Q:  Having done that initial work what becomes your primary focus?


A:  I am typically focusing on free cash flow businesses, companies that consistently generate cash flow in excess of their expenses and capital requirements. So I am focusing on that free cash flow and trying to determine:


a)      What the free cash flow truly is.

b)      Is it growing, stable, or in decline.

c)       How resilient it is to past and future change.

d)      Management’s ability to allocate free cash flow in the interests of a long term owner.


Q:  How do you forecast growth?


A:  Differently than when I was younger. Then I would have been guilty of aspiring to misplaced precision, ascribing 8% growth for some and 12% for others. Now I limit my growth tree deliberations to three branches; growth, flat line, or decline. Long term it is the direction, rather than the degree, that really matters.  I find myself able to focus on a much more cogent thesis thinking along these lines.


Q:  How do you evaluate management?


A:  I do directly talk to management with our small and mid-cap companies though less so with the large multinationals. It is a tough question as some executives are good at talking about their business while others are good at running their business. You have to be careful about what impresses you.

With that limitation I ascribe considerable weight to their ability to allocate the company’s free cash flow over the last ten years. It is a challenge to allocate this capital well and financial statements capture this ten year record accurately, sometimes painfully so.

We are also attracted to plain-spoken management teams with material share holdings of their company stock.


Q:  What is the biggest thing you have learned in your investment career?

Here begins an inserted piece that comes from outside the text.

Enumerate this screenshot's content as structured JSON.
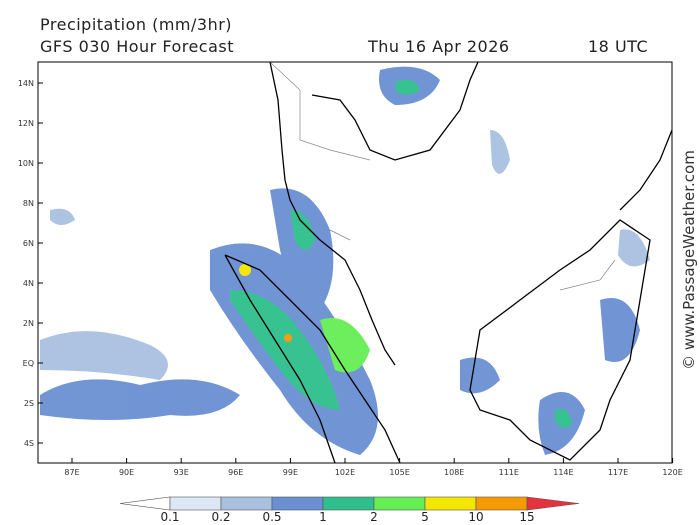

A:  Focus on strong resilient businesses. Investors are constantly weighing the balance of quality and price as they make their decisions. Initially, many value investors have a magnetic intellectual pull towards inexpensive, less known securities. Time is a friend to a strong business, sometimes less so to the statistically cheap. I remain resolute in waiting for a bargain price but the quality of the business weighs more and more on the pool of prospective investments I consider.